Lots of experiments are taking place and the jury is still out. But recently an article in Businessweek caught my eye as an example of co-creation done right. Unilever, working with Face, a London agency that specializes in co-creation, assembled a team of 16 young adults from around the world at their New York offices. Their task: to develop a new fragrance for Axe, Unilever’s hugely successful deodorant brand for young men that addressed the need for ‘freshness’.
The team recommended a fragrance that changed during the day, naming it ‘Twist’ (typically inappropriate ad here). The concept was run through – and given a thumbs up by – Face’s ‘Headbox’ community of young men and was launched successfully late last year.
What lessons can we draw? At least three:
1) Companies might (and should) have genius, but they can’t know it all. Consumer insight can indeed power highly profitable innovation (and good PR).
2) Don’t be passive about co-creation or crowdsourcing. Drive it. By which I mean choose a representative sample of your community and task (and inspire) them to deliver a tangible result based on a specific brief. Arguably what Unilever did is the exact opposite of Starbucks’ approach to their MyStarbucksIdea.com effort at co-creation which yielded, well, pretty much nada.
3) Stop thinking ‘community’ and start thinking ‘team’. One of my biggest criticisms of social media ‘thought leadership’ is that so much of it is echo-chamber high-fiving with few actionable results. This might be because it thinks and acts like the community it is rather than a team. A recent post from Boris Pluskowski amplifies on this theme. Unilever took a team approach to co-creation and the result was, well a result.
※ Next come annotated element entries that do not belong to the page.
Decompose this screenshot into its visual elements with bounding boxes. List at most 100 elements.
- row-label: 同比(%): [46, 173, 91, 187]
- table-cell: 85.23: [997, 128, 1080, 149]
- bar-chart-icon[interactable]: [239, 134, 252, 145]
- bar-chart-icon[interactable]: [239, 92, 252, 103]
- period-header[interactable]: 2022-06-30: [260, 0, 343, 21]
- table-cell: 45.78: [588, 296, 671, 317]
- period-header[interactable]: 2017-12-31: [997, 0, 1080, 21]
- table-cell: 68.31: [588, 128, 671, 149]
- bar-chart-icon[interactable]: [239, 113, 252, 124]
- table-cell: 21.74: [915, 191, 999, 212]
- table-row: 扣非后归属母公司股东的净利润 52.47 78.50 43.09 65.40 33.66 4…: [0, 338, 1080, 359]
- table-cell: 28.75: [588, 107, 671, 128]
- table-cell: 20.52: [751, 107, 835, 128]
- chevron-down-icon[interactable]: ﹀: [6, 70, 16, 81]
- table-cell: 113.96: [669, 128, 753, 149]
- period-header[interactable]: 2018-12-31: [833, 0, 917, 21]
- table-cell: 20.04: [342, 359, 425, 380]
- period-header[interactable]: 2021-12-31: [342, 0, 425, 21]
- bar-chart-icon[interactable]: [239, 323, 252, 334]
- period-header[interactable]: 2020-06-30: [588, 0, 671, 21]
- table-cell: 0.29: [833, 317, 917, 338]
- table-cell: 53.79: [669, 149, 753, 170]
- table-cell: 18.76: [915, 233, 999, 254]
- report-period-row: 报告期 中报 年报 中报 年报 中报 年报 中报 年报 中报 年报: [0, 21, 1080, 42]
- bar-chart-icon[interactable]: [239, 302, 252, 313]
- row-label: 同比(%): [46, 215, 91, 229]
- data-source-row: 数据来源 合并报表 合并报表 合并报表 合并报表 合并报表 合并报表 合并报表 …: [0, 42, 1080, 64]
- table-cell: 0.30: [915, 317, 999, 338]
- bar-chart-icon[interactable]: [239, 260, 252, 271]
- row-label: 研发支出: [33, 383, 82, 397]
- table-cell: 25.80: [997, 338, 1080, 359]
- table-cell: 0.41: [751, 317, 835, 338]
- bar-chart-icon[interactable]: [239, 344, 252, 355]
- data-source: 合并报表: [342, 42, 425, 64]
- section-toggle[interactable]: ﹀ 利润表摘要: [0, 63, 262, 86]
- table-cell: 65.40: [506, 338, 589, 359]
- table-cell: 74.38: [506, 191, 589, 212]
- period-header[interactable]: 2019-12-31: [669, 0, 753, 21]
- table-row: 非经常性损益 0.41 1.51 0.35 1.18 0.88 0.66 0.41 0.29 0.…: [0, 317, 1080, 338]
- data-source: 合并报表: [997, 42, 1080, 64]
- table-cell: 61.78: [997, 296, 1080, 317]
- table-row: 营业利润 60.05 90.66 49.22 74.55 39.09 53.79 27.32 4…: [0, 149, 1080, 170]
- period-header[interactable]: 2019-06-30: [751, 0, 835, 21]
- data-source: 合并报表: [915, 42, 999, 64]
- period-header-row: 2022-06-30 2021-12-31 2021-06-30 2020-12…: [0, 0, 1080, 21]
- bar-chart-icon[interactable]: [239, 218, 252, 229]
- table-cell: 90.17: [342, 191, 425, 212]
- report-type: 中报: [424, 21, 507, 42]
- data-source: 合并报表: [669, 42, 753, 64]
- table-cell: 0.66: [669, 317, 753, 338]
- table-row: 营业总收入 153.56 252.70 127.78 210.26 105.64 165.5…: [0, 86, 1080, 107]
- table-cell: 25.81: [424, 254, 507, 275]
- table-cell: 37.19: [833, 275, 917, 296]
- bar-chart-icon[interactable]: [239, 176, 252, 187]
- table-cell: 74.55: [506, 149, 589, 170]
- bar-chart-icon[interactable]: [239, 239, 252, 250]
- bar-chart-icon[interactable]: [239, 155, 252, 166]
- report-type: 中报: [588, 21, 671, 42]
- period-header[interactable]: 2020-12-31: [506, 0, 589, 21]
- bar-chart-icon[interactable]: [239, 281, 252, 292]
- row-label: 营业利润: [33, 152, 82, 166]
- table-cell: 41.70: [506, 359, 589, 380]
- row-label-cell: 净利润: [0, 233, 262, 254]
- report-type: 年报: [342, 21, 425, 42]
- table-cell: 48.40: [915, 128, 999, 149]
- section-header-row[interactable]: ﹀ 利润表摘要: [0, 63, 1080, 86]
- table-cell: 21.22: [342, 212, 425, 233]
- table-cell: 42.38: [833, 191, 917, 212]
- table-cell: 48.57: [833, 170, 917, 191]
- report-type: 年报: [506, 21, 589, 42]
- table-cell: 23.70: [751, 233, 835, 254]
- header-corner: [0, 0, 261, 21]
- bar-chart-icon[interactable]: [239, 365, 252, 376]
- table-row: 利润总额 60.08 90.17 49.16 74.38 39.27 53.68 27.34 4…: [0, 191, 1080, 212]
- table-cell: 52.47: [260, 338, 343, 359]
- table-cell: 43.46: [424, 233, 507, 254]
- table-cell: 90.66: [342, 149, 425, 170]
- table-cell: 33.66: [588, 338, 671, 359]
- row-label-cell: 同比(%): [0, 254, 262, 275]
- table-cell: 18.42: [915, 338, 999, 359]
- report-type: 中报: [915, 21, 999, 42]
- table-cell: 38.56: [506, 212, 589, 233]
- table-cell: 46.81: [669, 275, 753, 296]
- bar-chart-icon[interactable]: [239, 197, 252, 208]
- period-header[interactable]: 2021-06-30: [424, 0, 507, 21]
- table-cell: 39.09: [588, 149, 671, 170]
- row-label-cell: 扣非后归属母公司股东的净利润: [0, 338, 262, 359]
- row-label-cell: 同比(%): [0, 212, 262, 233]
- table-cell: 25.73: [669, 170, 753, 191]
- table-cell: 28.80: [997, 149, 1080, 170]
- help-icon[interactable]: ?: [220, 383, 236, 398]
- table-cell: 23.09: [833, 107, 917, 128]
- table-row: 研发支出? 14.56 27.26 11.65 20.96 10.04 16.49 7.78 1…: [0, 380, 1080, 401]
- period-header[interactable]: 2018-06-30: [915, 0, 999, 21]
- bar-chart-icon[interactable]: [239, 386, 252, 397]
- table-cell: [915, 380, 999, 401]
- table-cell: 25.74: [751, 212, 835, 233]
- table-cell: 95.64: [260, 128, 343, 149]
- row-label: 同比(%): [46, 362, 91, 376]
Taking an active approach to crowdsourcing and co-creation is much harder than simply aggregating a community of fans (assuming you have any), asking them the odd question and claiming victory. But I’m convinced it’ll consistently yield better results. As Face’s CEO Andrew Needham said of the Unilever project, “Often consumers take you to places that you would never thought of going to had you used more traditional research methods”. But they need to be briefed, motivated, inspired and organized to get there.